I am old enough that a big chunk of my life overlaps with a big chunk of Bernstein’s life. Though I never saw him in live performance, I saw him on television, I read articles and reviews, bought recordings (including one of Mahler 2), and performed some of his music (from West Side Story). He has been a significant part of my musical life. But I never read much about his private life much less have read a comprehensive biography. I had a vague sense of his sexual, shall we say, ambiguity, but little more. Thus learning that he was a closeted gay man and deeply conflicted in his private life, and its interplay with his public life, that was new to me. But some things about the private life simply were not clear to me from the movie itself. Does that matter to the overall effect of the film? Maybe, maybe not, but I was curious.

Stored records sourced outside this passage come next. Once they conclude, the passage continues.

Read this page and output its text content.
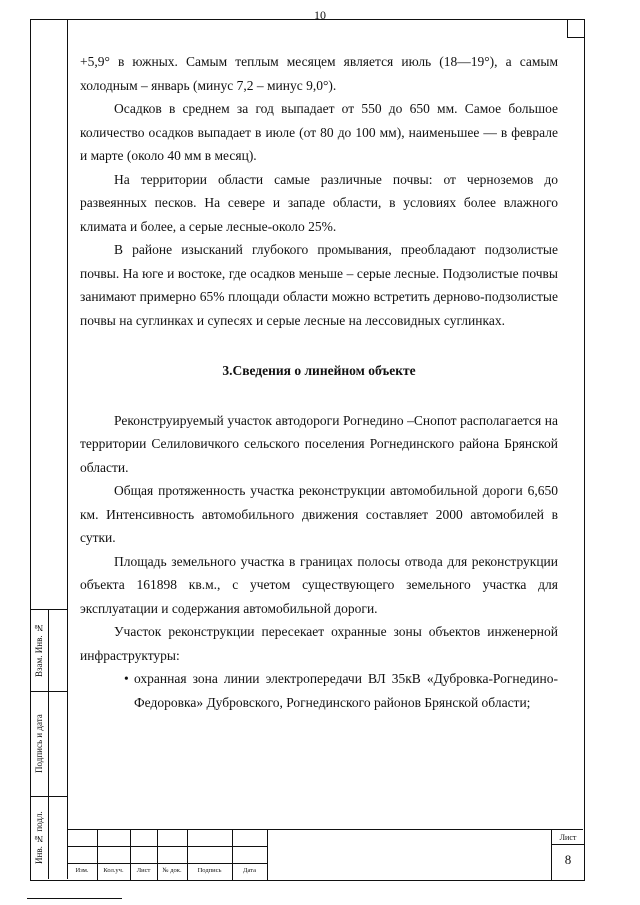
10
Взам. Инв. №
Подпись и дата
Инв. № подл.

+5,9° в южных. Самым теплым месяцем является июль (18—19°), а самым холодным – январь (минус 7,2 – минус 9,0°).

Осадков в среднем за год выпадает от 550 до 650 мм. Самое большое количество осадков выпадает в июле (от 80 до 100 мм), наименьшее — в феврале и марте (около 40 мм в месяц).

На территории области самые различные почвы: от черноземов до развеянных песков. На севере и западе области, в условиях более влажного климата и более, а серые лесные-около 25%.

В районе изысканий глубокого промывания, преобладают подзолистые почвы. На юге и востоке, где осадков меньше – серые лесные. Подзолистые почвы занимают примерно 65% площади области можно встретить дерново-подзолистые почвы на суглинках и супесях и серые лесные на лессовидных суглинках.

3.Сведения о линейном объекте

Реконструируемый участок автодороги Рогнедино –Снопот располагается на территории Селиловичкого сельского поселения Рогнединского района Брянской области.

Общая протяженность участка реконструкции автомобильной дороги 6,650 км. Интенсивность автомобильного движения составляет 2000 автомобилей в сутки.

Площадь земельного участка в границах полосы отвода для реконструкции объекта 161898 кв.м., с учетом существующего земельного участка для эксплуатации и содержания автомобильной дороги.

Участок реконструкции пересекает охранные зоны объектов инженерной инфраструктуры:

• охранная зона линии электропередачи ВЛ 35кВ «Дубровка-Рогнедино-Федоровка» Дубровского, Рогнединского районов Брянской области;

Изм.	Кол.уч.	Лист	№ док.	Подпись	Дата
Лист
8
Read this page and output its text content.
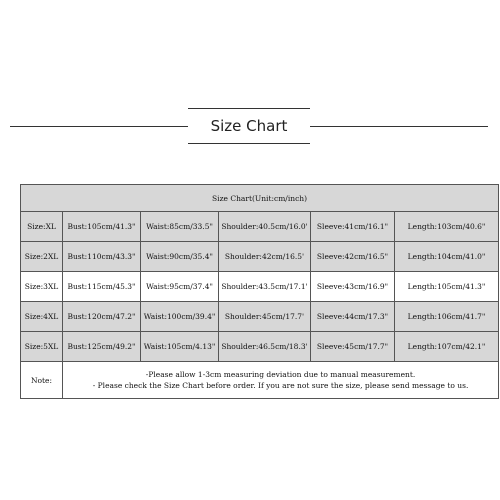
Size Chart
Size Chart(Unit:cm/inch)					
Size:XL	Bust:105cm/41.3"	Waist:85cm/33.5"	Shoulder:40.5cm/16.0'	Sleeve:41cm/16.1"	Length:103cm/40.6"
Size:2XL	Bust:110cm/43.3"	Waist:90cm/35.4"	Shoulder:42cm/16.5'	Sleeve:42cm/16.5"	Length:104cm/41.0"
Size:3XL	Bust:115cm/45.3"	Waist:95cm/37.4"	Shoulder:43.5cm/17.1'	Sleeve:43cm/16.9"	Length:105cm/41.3"
Size:4XL	Bust:120cm/47.2"	Waist:100cm/39.4"	Shoulder:45cm/17.7'	Sleeve:44cm/17.3"	Length:106cm/41.7"
Size:5XL	Bust:125cm/49.2"	Waist:105cm/4.13"	Shoulder:46.5cm/18.3'	Sleeve:45cm/17.7"	Length:107cm/42.1"
Note:	-Please allow 1-3cm measuring deviation due to manual measurement.
- Please check the Size Chart before order. If you are not sure the size, please send message to us.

I was also curious about Bradley Cooper’s realization of Bernstein’s conducting style for Mahler 2, a work I’ve listened to many times, though not in decades. Something seemed off. I thought maybe that Cooper had in fact exaggerated Bernstein’s notoriously flamboyant style. But, no, that’s not it. Two video commentaries by young conductors made it clear that Cooper’s timing was off – not to mention this hilarious video commentary and demonstration by TwoSetViolin. Though I am a skilled musician, I don’t have much experience performing in symphony orchestras; that is likely why I didn’t pick up the mismatch.
That’s curiosity.
What about calibration? Movies are complex objects. Our experience of them may be complex as well, complex and even impenetrable as well. How did other people experience the film? It’s not that I think that somehow my experience was wrong, heaven forbid, and I’m trying to correct or revise it, I’m just trying to gauge it, calibrate it, with respect to other people’s experience. That happens in real time at a performance where audience members are residually aware of one another. After the performance friends gather together in a bar and compare notes. And so forth. When I watch the film for another time, that experience will be responsive to whatever I’ve internalized from all this secondary commentary and criticism I’ve been taking in.
Our experience may be unique, but we live as individuals in a society and are affected by others. THAT’s what’s going on here.
In my many remarks about literary criticism here on the Savanna I’ve distinguished between ethical criticism and naturalist criticism. By naturalist criticism I mean the objective analysis, description, and explanation of works of art, an activity pretty much confined to the academy (see my manifesto). By ethical criticism – a term I take from Wayne Booth, who points out the derivation from ethos – I mean evaluative criticism, where the criteria of evaluation can be aesthetic or ethnical (in a narrow sense). Ordinary reviews, whether in newspapers, magazines, in blogs or on Facebook, they’re ethical criticism.
I subscripted to The New Republic for years. Generally the first thing I would read in each issue was the movie review by long-time reviewer Stanley Kaufman. I’d read his review whether or not I’d seen the film and whether or not I intended to see it. But if he gave the film a favorable review I’d go see it (if I could). No doubt he had some influence on my taste, which is a good thing, but I didn’t necessarily agree with his opinion. But over time I came to know his style, his preference. I had him calibrated.